A server crash…

Maybe some frequent visitors noticed that this blog had a bit of outage in the past weeks. Alltogether, probably a couple of days. Usually, this blog has a very good uptime despite being hosted on my own server at home. Of course, I do need to do a server reboot every now and then, but all in all we’re talking about minutes of downtime per month. So a couple of days is huge.

The reason for this downtime was one of these things which you always hope won’t happen to you: A harddisk crash. Not just any harddisk though. It was my system disk, a 500GB SSD from Crucial (MX500). I always expected that one day, I’d log in to my server, only to find out that one of my traditional harddisks failed or was reporting bad sectors. I expected SSDs to be sturdier. After all, there are no moving parts in an SSD. Sure, blocks can only be written so many times, but I shouldn’t have gotten there for the next many years with this drive. I therefore was quite shocked when a couple of weeks back, I noticed that my DNS server wasn’t working. When I tried to log in to my server, I couldn’t and when I finally hooked a screen to the server, it told me that there was no system disk found.

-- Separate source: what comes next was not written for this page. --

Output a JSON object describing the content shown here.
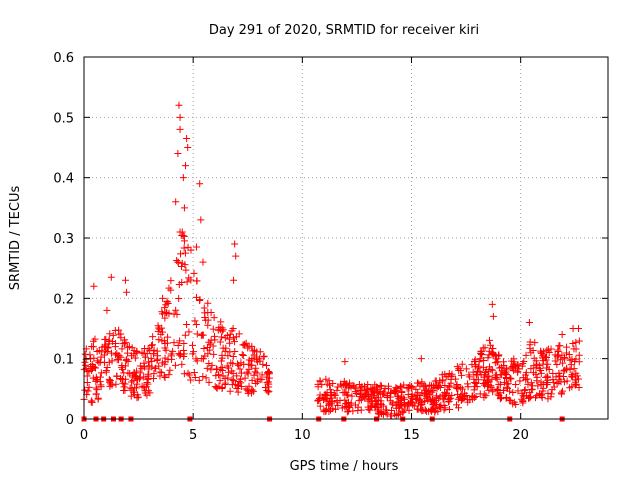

I’ve tried every tip on the internet to revive an SSD. I’ve hooked it up to power for 30 minutes without data connection, decoupled it, let it sit for a minute, repeated that and then tried if it would show some life. I’ve put it in the freezer, I’ve put it in the oven, but nothing helped. My bios won’t see the drive anymore. It’s as dead as it can be. There were no prior warnings. It went from working a 100% to a 100% dead in the blink of a second. Lesson learned: SSDs can die and they die suddenly. And when they do, don’t expect to have any possibility of getting your data back.

Did I have backups? Luckily, yes. Even though my backup strategy leaves lots of room for improvement, my data backups were just over a month old. I lost two articles of this blog, but Wayback machine and Google cache helped me recover those quite easily. I lost some Homeassistant scripts which I had recently written, which was a bummer, but I’ll survive. All in all, data wise I was quite fine. My server configuration was another story though. That backup turned out to be quite ancient. That’s only a problem for those services that I actually run directly on my server and not inside a container and I suspected that that would cost me little time to reconfigure. I was wrong. Especially my reverse proxy configuration and my systemd files turned out to be quite advanced and not that easy to regenerate. Having to do this all again, did lead to quite a few lessons learned though and some nice new scripts that I wrote. In the next weeks, I’ll write a couple of articles on particular problems I encountered while reconfiguring my server. I’ve found some serious WTF’s and very little documentation, so some articles about those might be very welcome for some.